With the above requirements met, we can proceed to learn more about CTEs and the WITH clause.
SQL WITH Clause
The WITH clause allows us to define one or more temporary result sets known as Common Table Expressions.
We can reference the resulting CTEs in the main query like any other table or result set. This plays a crucial role in creating modular SQL queries.
Although the syntax of a CTE may vary slightly depending on your requirements, the following shows the basic syntax of a CTE in SQL.
WITH cte_name (
column1,
column2,
...
)AS (
-- CTE Query
SELECT
...
FROM
...
WHERE
...
)
-- Main query
SELECT
...
FROM
...
JOIN cte_name ON...
WHERE
...
We start with the WITH
keyword which tells the SQL database that we wish to create and use a CTE.
Next, we specify the name for the CTE which will allow us to reference it in other queries.
We also specify an optional list of column names if the CTE includes column aliases.
Next, we proceed to define the CTE query. This contains all the tasks or the data that the CTE carries out enclosed in a pair of parentheses.
Lastly, we specify the main query which will reference the CTE.
Example Usage
One of the best ways to understand how to use and work with CTEs is to look at a practical example.
Take for example the sakila sample database.

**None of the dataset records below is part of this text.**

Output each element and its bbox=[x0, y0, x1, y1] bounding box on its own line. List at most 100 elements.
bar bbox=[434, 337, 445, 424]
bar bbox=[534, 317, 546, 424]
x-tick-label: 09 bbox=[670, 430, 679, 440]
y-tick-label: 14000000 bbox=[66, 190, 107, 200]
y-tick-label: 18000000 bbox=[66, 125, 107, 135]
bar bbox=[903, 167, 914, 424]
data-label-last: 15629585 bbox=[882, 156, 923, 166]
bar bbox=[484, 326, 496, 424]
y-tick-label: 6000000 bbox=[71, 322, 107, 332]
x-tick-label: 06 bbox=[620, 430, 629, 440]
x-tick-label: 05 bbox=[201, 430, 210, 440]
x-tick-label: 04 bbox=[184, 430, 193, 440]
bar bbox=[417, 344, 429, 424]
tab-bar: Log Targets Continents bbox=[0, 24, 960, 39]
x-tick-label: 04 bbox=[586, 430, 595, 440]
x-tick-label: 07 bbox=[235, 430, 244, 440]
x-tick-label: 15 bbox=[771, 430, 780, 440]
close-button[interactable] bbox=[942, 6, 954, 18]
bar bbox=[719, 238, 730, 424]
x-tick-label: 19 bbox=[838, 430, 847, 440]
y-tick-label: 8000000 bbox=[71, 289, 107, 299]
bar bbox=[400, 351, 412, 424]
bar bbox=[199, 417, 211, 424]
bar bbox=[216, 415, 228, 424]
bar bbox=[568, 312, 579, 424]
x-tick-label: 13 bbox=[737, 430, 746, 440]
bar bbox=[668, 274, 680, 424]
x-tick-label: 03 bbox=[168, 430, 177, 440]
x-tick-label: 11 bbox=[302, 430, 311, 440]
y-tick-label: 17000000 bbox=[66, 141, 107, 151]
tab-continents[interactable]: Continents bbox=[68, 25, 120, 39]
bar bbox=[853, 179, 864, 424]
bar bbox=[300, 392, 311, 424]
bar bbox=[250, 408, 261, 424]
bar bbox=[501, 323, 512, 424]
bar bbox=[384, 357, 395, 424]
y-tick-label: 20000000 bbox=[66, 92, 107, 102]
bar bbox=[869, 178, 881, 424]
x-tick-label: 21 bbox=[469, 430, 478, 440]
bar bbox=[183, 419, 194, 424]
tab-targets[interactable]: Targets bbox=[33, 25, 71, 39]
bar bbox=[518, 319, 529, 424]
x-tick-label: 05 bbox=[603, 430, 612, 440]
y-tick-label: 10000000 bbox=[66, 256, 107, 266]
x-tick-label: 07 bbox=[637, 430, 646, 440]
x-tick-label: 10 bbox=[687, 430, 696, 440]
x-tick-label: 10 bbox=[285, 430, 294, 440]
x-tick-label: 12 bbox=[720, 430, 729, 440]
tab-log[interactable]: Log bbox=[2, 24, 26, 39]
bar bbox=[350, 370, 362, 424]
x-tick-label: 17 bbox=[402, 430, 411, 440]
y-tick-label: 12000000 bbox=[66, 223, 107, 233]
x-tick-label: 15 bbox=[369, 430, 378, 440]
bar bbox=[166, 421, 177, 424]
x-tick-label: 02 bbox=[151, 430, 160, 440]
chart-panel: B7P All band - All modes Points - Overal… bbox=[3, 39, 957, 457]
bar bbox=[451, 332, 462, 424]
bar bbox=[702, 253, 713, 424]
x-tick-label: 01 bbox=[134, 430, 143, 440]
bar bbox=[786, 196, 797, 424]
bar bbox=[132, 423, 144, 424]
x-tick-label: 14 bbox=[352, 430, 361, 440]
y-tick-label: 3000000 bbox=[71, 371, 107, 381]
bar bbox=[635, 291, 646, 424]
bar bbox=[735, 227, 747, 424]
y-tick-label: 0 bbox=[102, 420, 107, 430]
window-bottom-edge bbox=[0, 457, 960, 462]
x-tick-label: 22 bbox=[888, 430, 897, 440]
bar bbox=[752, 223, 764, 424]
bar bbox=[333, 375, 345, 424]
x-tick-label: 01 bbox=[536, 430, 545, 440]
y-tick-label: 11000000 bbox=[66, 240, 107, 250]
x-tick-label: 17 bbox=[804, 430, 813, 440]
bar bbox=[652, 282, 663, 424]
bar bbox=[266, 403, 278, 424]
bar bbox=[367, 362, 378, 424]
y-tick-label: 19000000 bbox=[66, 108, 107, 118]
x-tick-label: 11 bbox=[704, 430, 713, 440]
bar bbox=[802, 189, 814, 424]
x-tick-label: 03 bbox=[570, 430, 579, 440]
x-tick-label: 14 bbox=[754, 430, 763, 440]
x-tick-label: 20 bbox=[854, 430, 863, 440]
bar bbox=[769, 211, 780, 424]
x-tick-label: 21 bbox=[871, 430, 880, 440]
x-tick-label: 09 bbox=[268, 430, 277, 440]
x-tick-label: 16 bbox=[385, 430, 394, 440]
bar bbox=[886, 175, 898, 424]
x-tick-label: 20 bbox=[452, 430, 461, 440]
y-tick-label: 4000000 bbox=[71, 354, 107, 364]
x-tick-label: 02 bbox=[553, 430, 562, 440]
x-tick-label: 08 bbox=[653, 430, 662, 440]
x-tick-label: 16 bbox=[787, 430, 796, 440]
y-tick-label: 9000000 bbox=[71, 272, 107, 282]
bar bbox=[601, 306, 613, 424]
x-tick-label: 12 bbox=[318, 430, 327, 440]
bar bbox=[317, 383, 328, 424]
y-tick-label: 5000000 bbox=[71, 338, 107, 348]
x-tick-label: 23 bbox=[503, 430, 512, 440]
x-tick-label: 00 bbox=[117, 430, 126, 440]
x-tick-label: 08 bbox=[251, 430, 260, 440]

Suppose we wish to find the top 10 customers with the highest number of rentals?
Take a look at the CTE shown below:
-- Using the SQL WITH Clause to find top 10 customers with the highest rental counts
WITH CustomerRentals AS (
SELECT
c.customer_id,
c.first_name,
c.last_name,
COUNT(r.rental_id) AS rental_count
FROM
customer c
JOIN rental r ON c.customer_id = r.customer_id
GROUP BY
c.customer_id,
c.first_name,
c.last_name
)
SELECT
*
FROM
CustomerRentals
ORDER BY
rental_count DESC
LIMIT 10;
In the example above, we start by defining a new CTE using the WITH keyword followed by the name we wish to assign to the CTE. In this case, we call it CustomerRentals.
Inside the CTE body, we calculate the rental count for each customer by joining the customer and rentals table.
Lastly, in the main query, we select all the columns from the CTE, order the results based on the rental count (descending order), and limit the output to just the top 10 rows.
This will allow us to fetch the customers with the highest number of rentals as shown in the output below:
Recursive CTEs
In some other cases, you might be dealing with hierarchical data structures. This is where recursive CTEs come into play.
Let us take for example we want to navigate the hierarchical organization or to represent a tree-like structure. We can use the WITH RECURSIVE
keyword to create a recursive CTE.
Since there is no hierarchical data that we can use in the sakila database to demonstrate recursive CTE, let us setup a basic example.
CREATE TABLE department (
department_id INT PRIMARY KEY AUTO_INCREMENT,
department_name VARCHAR(255) NOT NULL,
parent_department_id INT,
FOREIGN KEY (parent_department_id) REFERENCES department (department_id)
);
Insert sample data.
INSERT INTO department (department_name, parent_department_id)
VALUES('Corporate', NULL), ('Finance', 1), ('HR', 1), ('Accounting', 2), ('Recruiting', 3), ('Payroll', 4);
In this case, we have a sample department table with some random data. To find the hierarchical structure of the departments, we can use a recursive CTE as shown:
WITH RECURSIVE DepartmentHierarchy AS (
SELECT
department_id,
department_name,
parent_department_id
FROM
department
WHERE
parent_department_id IS NULL
UNION ALL
SELECT
d.department_id,
d.department_name,
d.parent_department_id
FROM
department d
JOIN DepartmentHierarchy dh ON d.parent_department_id = dh.department_id
)
SELECT
*
FROM
DepartmentHierarchy;
In this case, the recursive CTE starts with departments having a NULL parent_department_id (root departments)
and recursively retrieves child departments.
Conclusion
In this tutorial, we learned about of the most fundamental and useful features in SQL databases; Common Table Expressions by understanding how to work with the WITH keyword.